Purdue as a single seed? The Boilermakers have lost four of their last seven games, including a 14-point loss to a Maryland team that beat UCLA by 27.

Alabama as a single seed? While embroiled in a murder scandal, it has lost two of its last six games, falling to No. 24 Texas A&M on Saturday.

Houston and Kansas are clearly the only No. 1 seeds, and Kansas should also be in doubt after Saturday’s 16-point loss to eighth-ranked Texas.

Some might think it’s better for UCLA to be the No. 2 seed if it ensures they stay in a West Regional playing in Las Vegas.

But they deserve a top spot and a place in Las Vegas, where a historically not well-traveled Bruin fanbase would pack the Strip. Many of these people have personally seen some version of this team win 25 games in a row. They know the journey will be worth it.

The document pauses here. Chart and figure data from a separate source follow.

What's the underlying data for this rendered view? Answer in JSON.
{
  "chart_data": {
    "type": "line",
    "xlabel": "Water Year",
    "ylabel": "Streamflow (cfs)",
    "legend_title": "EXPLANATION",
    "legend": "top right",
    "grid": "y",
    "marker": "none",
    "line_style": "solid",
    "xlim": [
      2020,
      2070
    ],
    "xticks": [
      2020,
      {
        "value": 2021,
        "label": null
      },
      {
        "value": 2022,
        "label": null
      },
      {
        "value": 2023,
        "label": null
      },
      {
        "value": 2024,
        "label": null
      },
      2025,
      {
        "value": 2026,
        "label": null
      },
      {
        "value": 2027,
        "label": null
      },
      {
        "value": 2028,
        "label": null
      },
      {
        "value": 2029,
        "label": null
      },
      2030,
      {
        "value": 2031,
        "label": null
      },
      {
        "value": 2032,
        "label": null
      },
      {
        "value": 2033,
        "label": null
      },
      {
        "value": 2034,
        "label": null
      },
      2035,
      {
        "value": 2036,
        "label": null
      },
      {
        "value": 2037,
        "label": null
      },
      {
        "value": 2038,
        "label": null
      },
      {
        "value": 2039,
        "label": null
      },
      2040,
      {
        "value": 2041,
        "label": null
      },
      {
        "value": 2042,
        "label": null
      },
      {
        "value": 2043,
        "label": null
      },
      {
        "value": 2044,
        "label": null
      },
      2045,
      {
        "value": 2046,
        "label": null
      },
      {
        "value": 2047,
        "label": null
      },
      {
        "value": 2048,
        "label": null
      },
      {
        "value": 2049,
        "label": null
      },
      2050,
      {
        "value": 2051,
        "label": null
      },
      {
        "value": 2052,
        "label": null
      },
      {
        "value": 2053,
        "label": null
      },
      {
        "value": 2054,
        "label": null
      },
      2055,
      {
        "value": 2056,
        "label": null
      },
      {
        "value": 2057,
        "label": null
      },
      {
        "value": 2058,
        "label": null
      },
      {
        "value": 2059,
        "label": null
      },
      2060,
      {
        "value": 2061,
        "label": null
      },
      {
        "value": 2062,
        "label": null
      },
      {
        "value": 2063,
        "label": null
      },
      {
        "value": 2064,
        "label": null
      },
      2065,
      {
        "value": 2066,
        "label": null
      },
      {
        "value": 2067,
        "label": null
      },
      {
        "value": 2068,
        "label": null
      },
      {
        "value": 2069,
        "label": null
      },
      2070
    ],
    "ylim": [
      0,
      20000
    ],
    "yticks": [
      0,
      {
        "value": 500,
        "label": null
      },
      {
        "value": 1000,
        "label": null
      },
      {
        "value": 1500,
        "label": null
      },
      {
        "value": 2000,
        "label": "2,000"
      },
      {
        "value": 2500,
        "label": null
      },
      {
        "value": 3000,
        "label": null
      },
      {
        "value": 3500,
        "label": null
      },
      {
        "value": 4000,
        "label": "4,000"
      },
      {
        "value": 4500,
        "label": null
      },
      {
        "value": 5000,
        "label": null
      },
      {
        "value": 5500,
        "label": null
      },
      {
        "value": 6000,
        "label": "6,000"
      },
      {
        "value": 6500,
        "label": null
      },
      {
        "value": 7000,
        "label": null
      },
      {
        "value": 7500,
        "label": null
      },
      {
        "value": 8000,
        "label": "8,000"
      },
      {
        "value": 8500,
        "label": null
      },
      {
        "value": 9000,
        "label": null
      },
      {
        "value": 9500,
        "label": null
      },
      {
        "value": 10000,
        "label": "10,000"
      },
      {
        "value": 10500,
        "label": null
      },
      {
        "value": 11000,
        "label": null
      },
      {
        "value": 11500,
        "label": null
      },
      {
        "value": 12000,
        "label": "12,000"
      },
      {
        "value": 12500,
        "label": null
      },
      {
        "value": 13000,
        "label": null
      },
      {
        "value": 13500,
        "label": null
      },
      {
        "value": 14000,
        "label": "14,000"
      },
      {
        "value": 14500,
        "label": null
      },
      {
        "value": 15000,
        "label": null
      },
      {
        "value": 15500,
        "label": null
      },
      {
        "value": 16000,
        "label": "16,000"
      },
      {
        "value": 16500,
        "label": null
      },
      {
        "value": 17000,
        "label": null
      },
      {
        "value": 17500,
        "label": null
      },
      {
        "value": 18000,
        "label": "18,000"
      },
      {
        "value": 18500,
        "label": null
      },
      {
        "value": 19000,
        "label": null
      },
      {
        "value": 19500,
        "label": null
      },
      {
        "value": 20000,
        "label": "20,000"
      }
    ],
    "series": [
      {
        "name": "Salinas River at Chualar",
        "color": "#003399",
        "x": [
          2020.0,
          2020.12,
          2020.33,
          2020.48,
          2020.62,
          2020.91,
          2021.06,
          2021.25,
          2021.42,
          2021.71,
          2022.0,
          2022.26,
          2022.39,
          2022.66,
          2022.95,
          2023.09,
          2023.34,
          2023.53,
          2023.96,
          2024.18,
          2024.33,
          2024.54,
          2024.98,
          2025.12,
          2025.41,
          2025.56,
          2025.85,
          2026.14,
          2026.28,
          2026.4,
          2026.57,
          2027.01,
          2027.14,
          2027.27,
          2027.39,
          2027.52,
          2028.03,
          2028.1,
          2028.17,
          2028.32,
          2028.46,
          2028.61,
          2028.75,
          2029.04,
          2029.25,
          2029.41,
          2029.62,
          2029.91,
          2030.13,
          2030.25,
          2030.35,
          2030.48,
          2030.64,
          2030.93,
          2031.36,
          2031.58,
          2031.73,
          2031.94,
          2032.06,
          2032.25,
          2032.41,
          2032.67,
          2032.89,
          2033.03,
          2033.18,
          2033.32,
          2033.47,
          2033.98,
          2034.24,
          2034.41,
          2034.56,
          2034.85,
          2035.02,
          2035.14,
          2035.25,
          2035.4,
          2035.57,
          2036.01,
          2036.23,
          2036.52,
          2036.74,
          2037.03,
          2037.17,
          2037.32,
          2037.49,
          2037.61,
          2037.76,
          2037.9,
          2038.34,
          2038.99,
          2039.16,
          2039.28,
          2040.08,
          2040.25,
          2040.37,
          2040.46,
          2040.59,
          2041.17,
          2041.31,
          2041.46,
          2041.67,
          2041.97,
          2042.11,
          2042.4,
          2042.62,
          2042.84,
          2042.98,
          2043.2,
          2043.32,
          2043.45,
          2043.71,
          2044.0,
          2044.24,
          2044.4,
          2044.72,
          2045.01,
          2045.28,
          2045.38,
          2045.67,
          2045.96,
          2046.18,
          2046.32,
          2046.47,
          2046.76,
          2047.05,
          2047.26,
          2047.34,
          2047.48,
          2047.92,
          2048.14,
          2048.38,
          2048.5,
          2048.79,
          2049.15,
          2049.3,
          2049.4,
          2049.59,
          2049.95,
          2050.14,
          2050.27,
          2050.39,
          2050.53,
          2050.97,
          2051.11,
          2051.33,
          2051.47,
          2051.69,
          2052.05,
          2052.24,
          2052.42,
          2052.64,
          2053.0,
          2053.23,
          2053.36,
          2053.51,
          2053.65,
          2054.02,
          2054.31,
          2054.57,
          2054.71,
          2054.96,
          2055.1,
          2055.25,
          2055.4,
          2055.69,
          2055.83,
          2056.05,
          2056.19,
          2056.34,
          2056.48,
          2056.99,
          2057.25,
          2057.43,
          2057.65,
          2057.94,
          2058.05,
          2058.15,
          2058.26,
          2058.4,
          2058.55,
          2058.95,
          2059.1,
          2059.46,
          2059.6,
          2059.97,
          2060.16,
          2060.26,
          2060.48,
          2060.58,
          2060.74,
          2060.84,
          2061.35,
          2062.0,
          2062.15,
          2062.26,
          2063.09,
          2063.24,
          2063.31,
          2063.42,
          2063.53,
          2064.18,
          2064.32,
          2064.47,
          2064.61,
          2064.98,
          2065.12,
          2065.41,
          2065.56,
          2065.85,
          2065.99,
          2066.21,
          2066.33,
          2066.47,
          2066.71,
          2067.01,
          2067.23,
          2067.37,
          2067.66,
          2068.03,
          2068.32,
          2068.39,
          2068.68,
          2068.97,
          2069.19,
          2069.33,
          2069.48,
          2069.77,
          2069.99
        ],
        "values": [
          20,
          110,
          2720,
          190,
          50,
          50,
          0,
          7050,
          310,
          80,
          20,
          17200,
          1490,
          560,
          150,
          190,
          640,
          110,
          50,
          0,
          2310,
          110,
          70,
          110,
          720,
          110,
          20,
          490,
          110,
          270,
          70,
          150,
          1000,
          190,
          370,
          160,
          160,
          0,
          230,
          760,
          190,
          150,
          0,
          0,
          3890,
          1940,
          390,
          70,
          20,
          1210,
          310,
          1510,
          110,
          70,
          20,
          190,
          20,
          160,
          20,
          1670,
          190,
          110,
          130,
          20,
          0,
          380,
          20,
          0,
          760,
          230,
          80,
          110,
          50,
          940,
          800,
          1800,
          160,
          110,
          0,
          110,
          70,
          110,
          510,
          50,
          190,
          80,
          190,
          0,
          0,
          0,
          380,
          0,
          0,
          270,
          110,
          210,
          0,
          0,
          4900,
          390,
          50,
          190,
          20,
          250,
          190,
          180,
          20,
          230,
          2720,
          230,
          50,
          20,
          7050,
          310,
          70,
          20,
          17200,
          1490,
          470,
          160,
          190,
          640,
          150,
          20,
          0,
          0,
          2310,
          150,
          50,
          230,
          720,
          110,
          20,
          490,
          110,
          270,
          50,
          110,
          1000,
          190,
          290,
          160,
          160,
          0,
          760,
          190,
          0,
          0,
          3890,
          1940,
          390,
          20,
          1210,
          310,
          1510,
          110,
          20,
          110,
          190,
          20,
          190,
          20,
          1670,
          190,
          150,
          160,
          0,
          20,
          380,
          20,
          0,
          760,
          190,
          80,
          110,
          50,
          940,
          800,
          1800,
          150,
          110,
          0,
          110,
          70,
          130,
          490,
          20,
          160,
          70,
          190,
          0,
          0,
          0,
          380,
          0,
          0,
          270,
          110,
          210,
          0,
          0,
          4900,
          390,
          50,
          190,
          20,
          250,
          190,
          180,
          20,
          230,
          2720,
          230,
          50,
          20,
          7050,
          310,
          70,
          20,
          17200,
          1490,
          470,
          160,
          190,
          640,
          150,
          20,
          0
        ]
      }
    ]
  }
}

“You have to have talent and good kids,” Cronin said. “These guys are winners.”

Before Saturday’s game, Jaquez jumped on the court and danced to the beat of the Bruins’ fight song, while Russell Stong, a senior walk-on, lifted the cheering crowd.

The game ended with equal energy as Jaquez picked up another deflection to give the Bruins a double-digit lead, then screamed to the giddy thousands in attendance.

Cover your ears, Bruin fans. The next few weeks can be deafening.